And so it begins: schools closed; theatres and concert halls dark; pubs, bars, restaurants, cafes, gyms and leisure centres shut until further notice.
As a parent, my thoughts turn to how all this is going to affect children. I’m lucky: my daughter is still very young and relatively easily amused. Even so, I’m sure that weeks without much contact with other people will have an impact on her and take a toll on her development.
For older children, the challenge could be even greater. Much has been said about the effect that the closures and exam cancellations could have on the prospects of teenagers, as well as on vulnerable kids, for whom school may be the only refuge from neglect or abuse.

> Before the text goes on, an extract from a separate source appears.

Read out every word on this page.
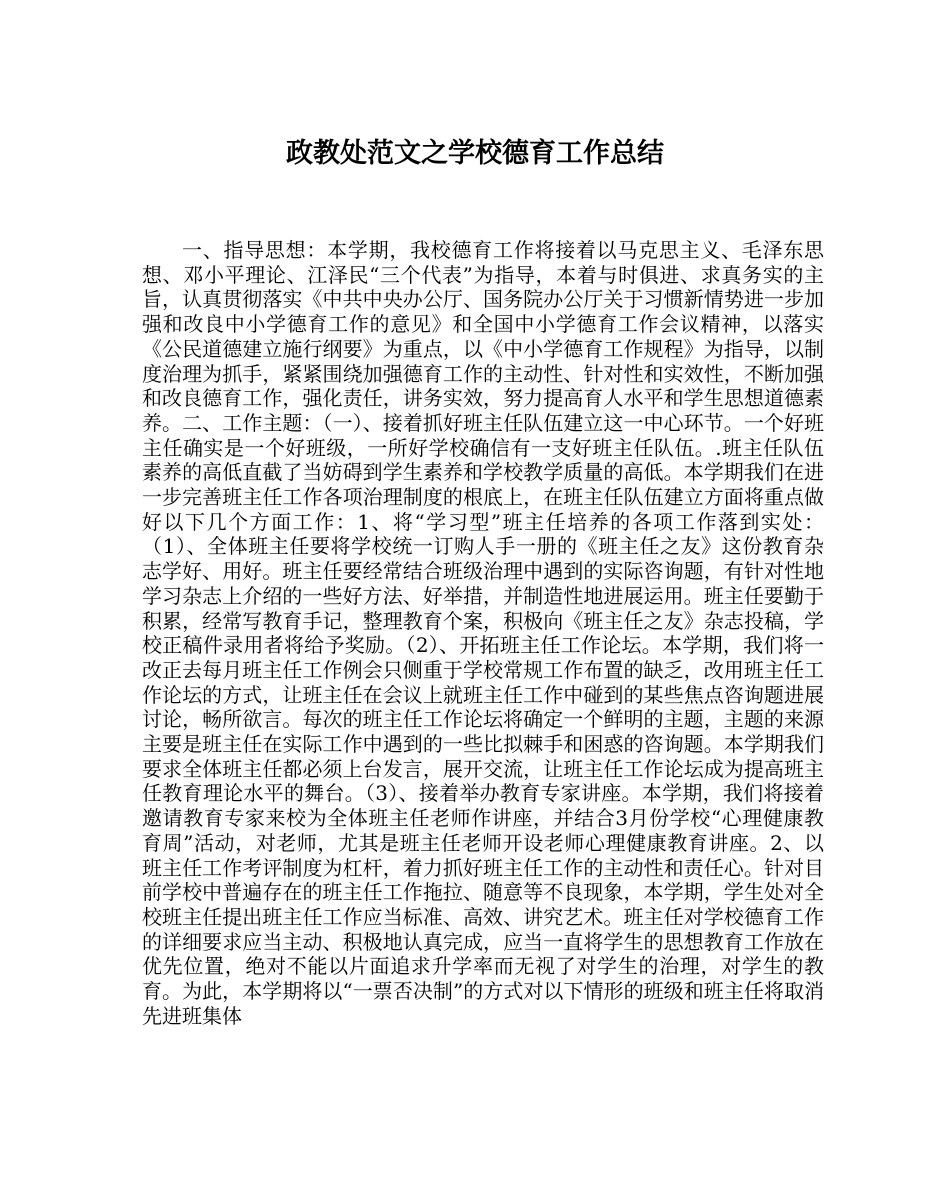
政教处范文之学校德育工作总结

一、指导思想：本学期，我校德育工作将接着以马克思主义、毛泽东思想、邓小平理论、江泽民“三个代表”为指导，本着与时俱进、求真务实的主旨，认真贯彻落实《中共中央办公厅、国务院办公厅关于习惯新情势进一步加强和改良中小学德育工作的意见》和全国中小学德育工作会议精神，以落实《公民道德建立施行纲要》为重点，以《中小学德育工作规程》为指导，以制度治理为抓手，紧紧围绕加强德育工作的主动性、针对性和实效性，不断加强和改良德育工作，强化责任，讲务实效，努力提高育人水平和学生思想道德素养。二、工作主题：（一）、接着抓好班主任队伍建立这一中心环节。一个好班主任确实是一个好班级，一所好学校确信有一支好班主任队伍。.班主任队伍素养的高低直截了当妨碍到学生素养和学校教学质量的高低。本学期我们在进一步完善班主任工作各项治理制度的根底上，在班主任队伍建立方面将重点做好以下几个方面工作：1、将“学习型”班主任培养的各项工作落到实处：（1）、全体班主任要将学校统一订购人手一册的《班主任之友》这份教育杂志学好、用好。班主任要经常结合班级治理中遇到的实际咨询题，有针对性地学习杂志上介绍的一些好方法、好举措，并制造性地进展运用。班主任要勤于积累，经常写教育手记，整理教育个案，积极向《班主任之友》杂志投稿，学校正稿件录用者将给予奖励。（2）、开拓班主任工作论坛。本学期，我们将一改正去每月班主任工作例会只侧重于学校常规工作布置的缺乏，改用班主任工作论坛的方式，让班主任在会议上就班主任工作中碰到的某些焦点咨询题进展讨论，畅所欲言。每次的班主任工作论坛将确定一个鲜明的主题，主题的来源主要是班主任在实际工作中遇到的一些比拟棘手和困惑的咨询题。本学期我们要求全体班主任都必须上台发言，展开交流，让班主任工作论坛成为提高班主任教育理论水平的舞台。（3）、接着举办教育专家讲座。本学期，我们将接着邀请教育专家来校为全体班主任老师作讲座，并结合3月份学校“心理健康教育周”活动，对老师，尤其是班主任老师开设老师心理健康教育讲座。2、以班主任工作考评制度为杠杆，着力抓好班主任工作的主动性和责任心。针对目前学校中普遍存在的班主任工作拖拉、随意等不良现象，本学期，学生处对全校班主任提出班主任工作应当标准、高效、讲究艺术。班主任对学校德育工作的详细要求应当主动、积极地认真完成，应当一直将学生的思想教育工作放在优先位置，绝对不能以片面追求升学率而无视了对学生的治理，对学生的教育。为此，本学期将以“一票否决制”的方式对以下情形的班级和班主任将取消先进班集体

But there are also those who were never lucky enough to be in the formal education system to consider. Recently, in my capacity as a fellow of the Royal Literary Fund, I’ve started running a story group at the Kent Refugee Action Network (KRAN) centre, a short walk from my house in Folkestone.
The teenagers I’ve been working with there all arrived in the UK without their parents, having fled horrors and, in many cases, spent months in camps like the notorious Calais Jungle. The three hours of Learning for Life sessions (of which my story group is a part) that KRAN provides for them four days a week are often the only regular activities to which these extremely vulnerable young people have access.
Despite this, the kids remain remarkably sparky, hopeful and enthusiastic. (The first session I ran for them focused on the story of Dick Whittington. At the end, I asked whether they, like Dick, had been disillusioned when they arrived in the UK and found the streets weren’t paved with gold, expecting that the sullen reality of this town – where racism and deprivation are rife – would have proved a disappointment. Not at all, they told me. The UK was everything they dreamed of. There was safety here, and law and order, and respect for human rights. They thought it was amazing.)
Now, with the centre closed for all but urgent casework, the KRAN young people have little to do but sit alone in their accommodation and wait. If I were a teenager, I don’t think I’d be able to put up with it for long.
Already, many people their age are defying the advice to stay home. Yesterday, just before the tighter restrictions kicked in, my other half went out to the shops. The centre of town was pretty deserted, he said, but there were groups of teenagers hanging around, looking bored. Possibly coincidentally, in the last couple of days, a window of a closed shop on the old high street has been smashed.
With nothing to do and few other people around, kids like these in small towns like this may find that social distancing permanently changes their behaviour and interpersonal codes in ways that we will all come to regret profoundly.